I started my company EarthPeople because I believe that when you change the way people think, they can become capable, enthusiastic catalysts for a fairer, more just society. I believe that people are a renewable resource. Empowering others is my personal way of unleashing a source of clean, abundant energy to feed the world’s needs. In pursuit of said goal, I work in renewable energy both literally (brand consulting for clean energy companies) and figuratively (motivating people to contribute their gifts for a better world). I uncovered this dual PURPOSE, unique only to me, five years ago. I set out to pursue both the branding and training part of the work, but somehow the branding stuff took over (because people actually wanted to pay me to do it). As a result, for the past several years I’ve spent more time wordsmithing than world-changing. You might say I’ve been so busy protecting the trees that I’ve lost sight of the forest.
When we lose sight of our purpose (or even half of it), work becomes stale. When work becomes stale, we stop being good at it. When we stop being good at what we do, we stop wanting to do it altogether. (For this reason, I’ll be focusing more on training again). This is something that all entrepreneurs face. Naturally optimistic and passionate, we may have an easier time of pursuing our purpose than some other personality types. Then again, being ambitious, driven, and capitalistic, we also have an easier time of losing our purpose if it isn’t directly tied to our immediate income. As we manipulate our businesses to maximize dollars, the reason for which we start the can get pushed aside.

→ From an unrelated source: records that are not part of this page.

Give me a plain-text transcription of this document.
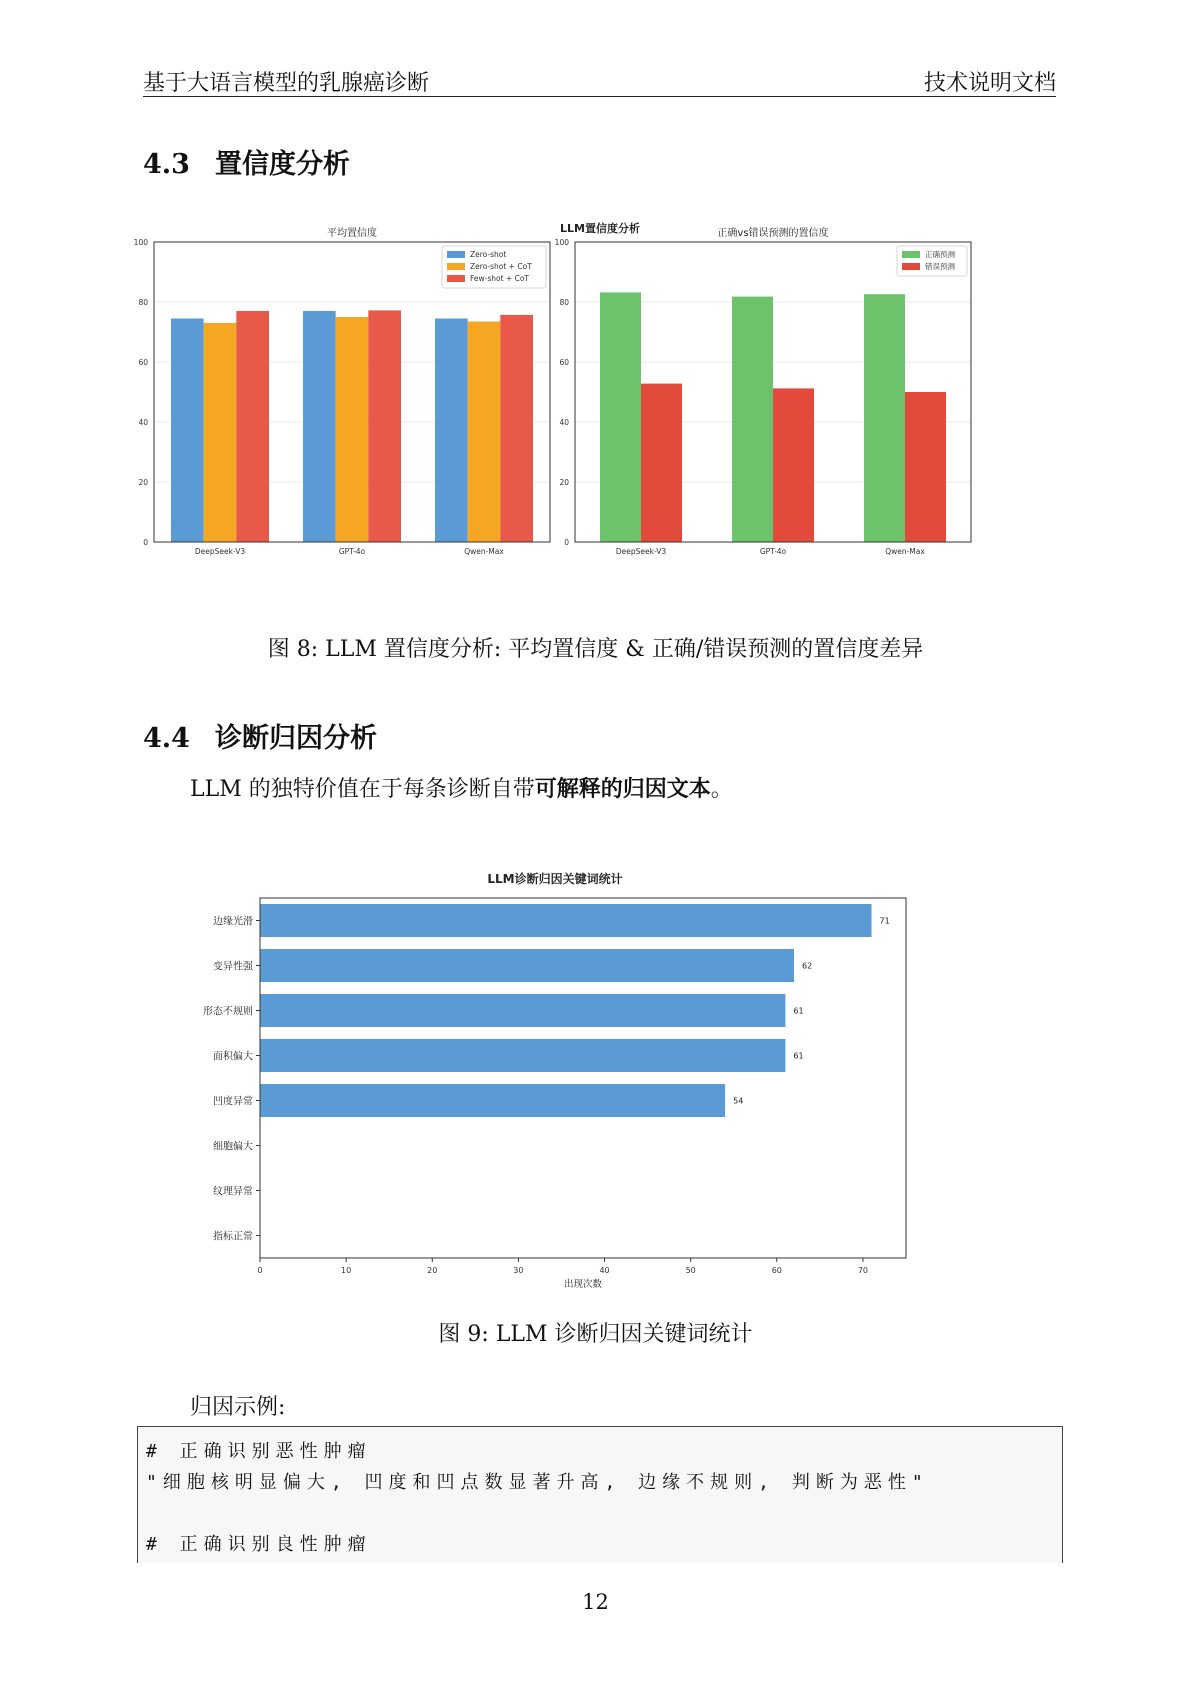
基于大语言模型的乳腺癌诊断	技术说明文档
4.3 置信度分析
LLM置信度分析
平均置信度
0
20
40
60
80
100
DeepSeek-V3	GPT-4o	Qwen-Max
Zero-shot
Zero-shot + CoT
Few-shot + CoT
正确vs错误预测的置信度
0
20
40
60
80
100
DeepSeek-V3	GPT-4o	Qwen-Max
正确预测
错误预测
图 8: LLM 置信度分析: 平均置信度 & 正确/错误预测的置信度差异
4.4 诊断归因分析
LLM 的独特价值在于每条诊断自带可解释的归因文本。
LLM诊断归因关键词统计
边缘光滑	71
变异性强	62
形态不规则	61
面积偏大	61
凹度异常	54
细胞偏大
纹理异常
指标正常
0	10	20	30	40	50	60	70
出现次数
图 9: LLM 诊断归因关键词统计
归因示例:
# 正确识别恶性肿瘤
"细胞核明显偏大, 凹度和凹点数显著升高, 边缘不规则, 判断为恶性"
# 正确识别良性肿瘤
12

Of course, losing sight of the higher purpose also happens with doctors and lawyers, as well as frustrated teachers and clergy. Nobody is immune. The thing to do when you feel it happening is to correct the course as soon as you discover the problem. I’ve got my own ideas for how to do this but until I solidify them, I’m keeping the experiment open. (Amazingly, only a week after I made this decision, I signed a new client for a project focused exclusively on training and behavioral change!)
Ironically, for all my initial judgments about it, Rick Warren’s book really does have a lot of great material to say on the subject of purpose. Who knew? Some of us just have to learn things the hard way!